Probably superfluous advice... but do put the 24-105 on a FF body! If you _are _able to get a bit closer you can get really dramatic pictures (boats in spray...) at 24mm FF, where 24mm on crop would already 'flatten' the image (~40mm eq)
I'm with privatebydesign on tele choice especially if you're using it on crop - then 70-200 is likely to be the best (if it gets a bit choppy you won't be able to even get anything relevant in frame at 400mm on crop). On FF 100-400 could be useful if the weather is cooperating 
Yust my 2ct's... Wiebe.


----------



## Valvebounce (Sep 4, 2018)

Hi Wiebe. 
Thanks for your thoughts, the 24-105 pretty much lives on the 1Ds and that was going to be my starting point, it seems that I will be able to safely take both the 70-200 and 100-400 as there is internal dry storage to leave a lens. 
Thanks for your 2ct’s! 

Cheers, Graham.


----------



## Valvebounce (Sep 8, 2018)

Hi Folks. 
Thanks for all the input. 
As promised some shots, these are the first few shareable from hundreds and hundreds of shots! I’m sure I will bore you with some more but I am at Goodwood for the Revival so not much time to play with photos at the moment. 

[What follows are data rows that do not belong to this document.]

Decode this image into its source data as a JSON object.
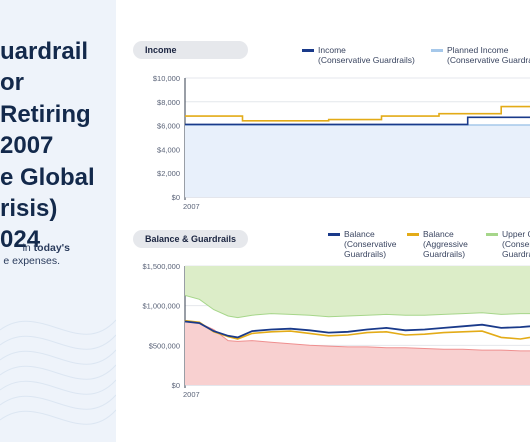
{
  "headline_lines": [
    "uardrail",
    "or",
    "Retiring",
    "2007",
    "e Global",
    "risis)",
    "024"
  ],
  "note": {
    "pre": "in ",
    "bold": "today's",
    "line2": "e expenses."
  },
  "colors": {
    "conservative": "#1a3a8a",
    "aggressive": "#e3ab17",
    "planned": "#a6c8ea",
    "upper_band": "#dcedc8",
    "lower_band": "#f8d0d0",
    "upper_line": "#a6d68a",
    "lower_line": "#ef8f8f"
  },
  "charts": [
    {
      "id": "income",
      "pill_label": "Income",
      "legend": [
        {
          "label_lines": [
            "Income",
            "(Conservative Guardrails)"
          ],
          "color": "#1a3a8a"
        },
        {
          "label_lines": [
            "Planned Income",
            "(Conservative Guardra"
          ],
          "color": "#a6c8ea"
        }
      ],
      "chart_data": {
        "type": "line",
        "y_ticks": [
          "$0",
          "$2,000",
          "$4,000",
          "$6,000",
          "$8,000",
          "$10,000"
        ],
        "x_tick_label": "2007",
        "ylim": [
          0,
          10000
        ],
        "xlim": [
          2007,
          2014.2
        ],
        "series": [
          {
            "name": "Income (Conservative Guardrails)",
            "points": [
              [
                2007,
                6100
              ],
              [
                2012.9,
                6100
              ],
              [
                2012.9,
                6700
              ],
              [
                2014.2,
                6700
              ]
            ]
          },
          {
            "name": "Planned Income (Conservative Guardrails)",
            "points": [
              [
                2007,
                6050
              ],
              [
                2014.2,
                6050
              ]
            ]
          },
          {
            "name": "",
            "points": [
              [
                2007,
                6800
              ],
              [
                2008.2,
                6800
              ],
              [
                2008.2,
                6400
              ],
              [
                2010.0,
                6400
              ],
              [
                2010.0,
                6500
              ],
              [
                2011.1,
                6500
              ],
              [
                2011.1,
                6800
              ],
              [
                2012.3,
                6800
              ],
              [
                2012.3,
                7000
              ],
              [
                2013.6,
                7000
              ],
              [
                2013.6,
                7600
              ],
              [
                2014.2,
                7600
              ]
            ]
          }
        ]
      }
    },
    {
      "id": "balance",
      "pill_label": "Balance & Guardrails",
      "legend": [
        {
          "label_lines": [
            "Balance",
            "(Conservative",
            "Guardrails)"
          ],
          "color": "#1a3a8a"
        },
        {
          "label_lines": [
            "Balance",
            "(Aggressive",
            "Guardrails)"
          ],
          "color": "#e3ab17"
        },
        {
          "label_lines": [
            "Upper G",
            "(Conser",
            "Guardra"
          ],
          "color": "#a6d68a"
        }
      ],
      "chart_data": {
        "type": "area",
        "y_ticks": [
          "$0",
          "$500,000",
          "$1,000,000",
          "$1,500,000"
        ],
        "x_tick_label": "2007",
        "ylim": [
          0,
          1500000
        ],
        "xlim": [
          2007,
          2014.2
        ],
        "series": [
          {
            "name": "Balance (Conservative Guardrails)",
            "points": [
              [
                2007,
                800000
              ],
              [
                2007.3,
                780000
              ],
              [
                2007.6,
                680000
              ],
              [
                2007.9,
                620000
              ],
              [
                2008.1,
                600000
              ],
              [
                2008.4,
                680000
              ],
              [
                2008.8,
                700000
              ],
              [
                2009.2,
                710000
              ],
              [
                2009.6,
                690000
              ],
              [
                2010.0,
                660000
              ],
              [
                2010.4,
                670000
              ],
              [
                2010.8,
                700000
              ],
              [
                2011.2,
                720000
              ],
              [
                2011.6,
                690000
              ],
              [
                2012.0,
                700000
              ],
              [
                2012.4,
                720000
              ],
              [
                2012.8,
                740000
              ],
              [
                2013.2,
                760000
              ],
              [
                2013.6,
                720000
              ],
              [
                2014.0,
                730000
              ],
              [
                2014.2,
                740000
              ]
            ]
          },
          {
            "name": "Balance (Aggressive Guardrails)",
            "points": [
              [
                2007,
                810000
              ],
              [
                2007.3,
                790000
              ],
              [
                2007.6,
                670000
              ],
              [
                2007.9,
                610000
              ],
              [
                2008.1,
                580000
              ],
              [
                2008.4,
                650000
              ],
              [
                2008.8,
                670000
              ],
              [
                2009.2,
                680000
              ],
              [
                2009.6,
                650000
              ],
              [
                2010.0,
                620000
              ],
              [
                2010.4,
                630000
              ],
              [
                2010.8,
                660000
              ],
              [
                2011.2,
                670000
              ],
              [
                2011.6,
                630000
              ],
              [
                2012.0,
                640000
              ],
              [
                2012.4,
                660000
              ],
              [
                2012.8,
                670000
              ],
              [
                2013.2,
                680000
              ],
              [
                2013.6,
                600000
              ],
              [
                2014.0,
                580000
              ],
              [
                2014.2,
                600000
              ]
            ]
          },
          {
            "name": "Upper Guardrail (Conservative Guardrails)",
            "points": [
              [
                2007,
                1130000
              ],
              [
                2007.3,
                1080000
              ],
              [
                2007.6,
                950000
              ],
              [
                2007.9,
                870000
              ],
              [
                2008.1,
                850000
              ],
              [
                2008.4,
                880000
              ],
              [
                2008.8,
                900000
              ],
              [
                2009.2,
                890000
              ],
              [
                2009.6,
                880000
              ],
              [
                2010.0,
                860000
              ],
              [
                2010.4,
                870000
              ],
              [
                2010.8,
                880000
              ],
              [
                2011.2,
                890000
              ],
              [
                2011.6,
                880000
              ],
              [
                2012.0,
                880000
              ],
              [
                2012.4,
                890000
              ],
              [
                2012.8,
                900000
              ],
              [
                2013.2,
                910000
              ],
              [
                2013.6,
                890000
              ],
              [
                2014.0,
                900000
              ],
              [
                2014.2,
                900000
              ]
            ]
          },
          {
            "name": "",
            "points": [
              [
                2007,
                800000
              ],
              [
                2007.3,
                780000
              ],
              [
                2007.6,
                700000
              ],
              [
                2007.9,
                560000
              ],
              [
                2008.1,
                550000
              ],
              [
                2008.4,
                560000
              ],
              [
                2008.8,
                540000
              ],
              [
                2009.2,
                520000
              ],
              [
                2009.6,
                500000
              ],
              [
                2010.0,
                490000
              ],
              [
                2010.4,
                480000
              ],
              [
                2010.8,
                480000
              ],
              [
                2011.2,
                470000
              ],
              [
                2011.6,
                470000
              ],
              [
                2012.0,
                460000
              ],
              [
                2012.4,
                450000
              ],
              [
                2012.8,
                450000
              ],
              [
                2013.2,
                440000
              ],
              [
                2013.6,
                440000
              ],
              [
                2014.0,
                430000
              ],
              [
                2014.2,
                430000
              ]
            ]
          }
        ]
      }
    }
  ]
}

SE0A2824_DxO by Graham Stretch, on Flickr



SE0A2866_DxO by Graham Stretch, on Flickr



SE0A2904_DxO by Graham Stretch, on Flickr

Cheers, Graham.


----------



## Don Haines (Sep 8, 2018)

Nice shots!


----------



## Click (Sep 8, 2018)

Very nice shots, Graham.


----------



## privatebydesign (Sep 8, 2018)

Nice, what focal lengths were most used?


----------